Bounding LVR in AMMs via Secant-Tangent Divergence and Collateralized Liquidity Scaling
For AMM designers and liquidity providers, this work offers a method to mitigate LVR while maintaining liquidity depth, though results are based on stylized models and limited empirical data.
The paper proposes a Hybrid Liquidity-Collateral Pool (HLCP) architecture that uses a collateral buffer and trigger-based injection to reduce Loss-Versus-Rebalancing (LVR) in AMMs. In simulations with 2025 Uniswap V2 data, HLCP achieves lower LVR and higher net LP return than standard CPMM.

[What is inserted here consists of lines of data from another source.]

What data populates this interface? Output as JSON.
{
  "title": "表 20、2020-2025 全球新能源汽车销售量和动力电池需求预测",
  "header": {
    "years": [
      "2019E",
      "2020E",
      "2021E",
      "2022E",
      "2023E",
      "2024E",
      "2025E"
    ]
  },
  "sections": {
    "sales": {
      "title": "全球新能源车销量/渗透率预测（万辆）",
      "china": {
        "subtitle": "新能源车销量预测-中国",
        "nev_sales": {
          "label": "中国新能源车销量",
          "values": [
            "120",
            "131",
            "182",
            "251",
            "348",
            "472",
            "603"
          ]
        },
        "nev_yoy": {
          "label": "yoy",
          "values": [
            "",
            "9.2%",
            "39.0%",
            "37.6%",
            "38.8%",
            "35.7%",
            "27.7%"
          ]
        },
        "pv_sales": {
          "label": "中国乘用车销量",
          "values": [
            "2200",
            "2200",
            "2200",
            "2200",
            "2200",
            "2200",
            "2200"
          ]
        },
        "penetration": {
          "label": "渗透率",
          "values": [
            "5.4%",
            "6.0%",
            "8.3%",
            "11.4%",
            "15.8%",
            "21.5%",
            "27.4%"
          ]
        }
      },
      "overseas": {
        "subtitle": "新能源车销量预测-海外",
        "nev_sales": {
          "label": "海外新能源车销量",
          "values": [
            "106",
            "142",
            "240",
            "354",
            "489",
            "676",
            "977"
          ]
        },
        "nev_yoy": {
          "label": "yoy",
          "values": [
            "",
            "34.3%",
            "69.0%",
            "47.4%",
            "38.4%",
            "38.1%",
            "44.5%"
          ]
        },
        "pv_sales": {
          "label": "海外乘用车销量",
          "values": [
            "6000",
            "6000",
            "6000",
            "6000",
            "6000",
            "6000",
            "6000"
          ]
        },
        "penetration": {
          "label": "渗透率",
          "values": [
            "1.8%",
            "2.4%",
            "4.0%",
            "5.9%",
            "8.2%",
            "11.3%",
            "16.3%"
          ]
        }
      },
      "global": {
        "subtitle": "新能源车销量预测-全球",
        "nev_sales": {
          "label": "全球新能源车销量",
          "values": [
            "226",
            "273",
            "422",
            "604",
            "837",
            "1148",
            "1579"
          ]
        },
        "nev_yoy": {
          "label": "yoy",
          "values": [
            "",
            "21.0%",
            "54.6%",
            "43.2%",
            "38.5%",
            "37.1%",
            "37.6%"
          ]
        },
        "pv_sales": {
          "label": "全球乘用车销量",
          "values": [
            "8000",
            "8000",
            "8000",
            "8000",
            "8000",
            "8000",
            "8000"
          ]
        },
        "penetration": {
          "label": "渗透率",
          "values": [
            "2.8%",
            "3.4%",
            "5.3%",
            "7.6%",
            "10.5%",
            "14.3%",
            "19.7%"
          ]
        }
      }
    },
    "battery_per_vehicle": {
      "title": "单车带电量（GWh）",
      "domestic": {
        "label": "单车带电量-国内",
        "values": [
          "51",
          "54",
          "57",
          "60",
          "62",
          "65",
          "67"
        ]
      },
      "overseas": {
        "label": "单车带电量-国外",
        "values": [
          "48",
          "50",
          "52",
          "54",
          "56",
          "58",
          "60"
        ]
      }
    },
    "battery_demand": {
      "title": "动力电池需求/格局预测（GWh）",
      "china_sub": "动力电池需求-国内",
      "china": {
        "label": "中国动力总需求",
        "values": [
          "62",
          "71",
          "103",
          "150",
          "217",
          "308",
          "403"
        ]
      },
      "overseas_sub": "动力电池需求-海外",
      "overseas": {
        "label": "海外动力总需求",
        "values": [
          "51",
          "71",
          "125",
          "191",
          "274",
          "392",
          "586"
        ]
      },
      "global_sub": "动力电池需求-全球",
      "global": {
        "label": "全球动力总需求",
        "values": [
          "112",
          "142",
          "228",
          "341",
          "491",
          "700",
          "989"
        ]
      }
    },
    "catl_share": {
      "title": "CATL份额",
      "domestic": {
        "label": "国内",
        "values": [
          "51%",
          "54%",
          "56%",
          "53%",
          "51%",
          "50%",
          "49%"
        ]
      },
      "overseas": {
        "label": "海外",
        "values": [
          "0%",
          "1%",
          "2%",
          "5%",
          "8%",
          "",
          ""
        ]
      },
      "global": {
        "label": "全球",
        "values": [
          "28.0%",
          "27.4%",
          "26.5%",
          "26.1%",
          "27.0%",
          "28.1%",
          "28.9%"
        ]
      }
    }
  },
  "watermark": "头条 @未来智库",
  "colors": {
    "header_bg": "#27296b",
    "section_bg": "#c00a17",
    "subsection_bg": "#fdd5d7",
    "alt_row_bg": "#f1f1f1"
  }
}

Automated Market Makers face a geometric dilemma: expanding liquidity depth to reduce execution slippage increases Liquidity Providers' exposure to toxic arbitrage, quantified as Loss-Versus-Rebalancing (LVR). We study the Hybrid Liquidity-Collateral Pool (HLCP), a stylized architecture that aims to partially decouple execution quality from active risk exposure through an N-scaled virtual invariant and a collateral buffer. The analysis first characterizes the geometric divergence between execution slippage and marginal-price deviation, then uses this divergence to motivate a trigger-based collateral injection rule. In a stylized duopoly model, under hyper-saturated background liquidity and non-zero volatility or collateral yield, adopting the HLCP is a Nash equilibrium and Pareto-improving relative to a standard AMM benchmark. Empirically, we examine two settings. Under a stochastic-volatility-with-jumps stress scenario, the trigger policy avoids one-shot total buffer depletion under the imposed control law and simulated shock path. Using 2025 Uniswap V2 data with zero collateral yield, the HLCP exhibits lower realized LVR and higher net LP return than the standard CPMM benchmark in the sample considered.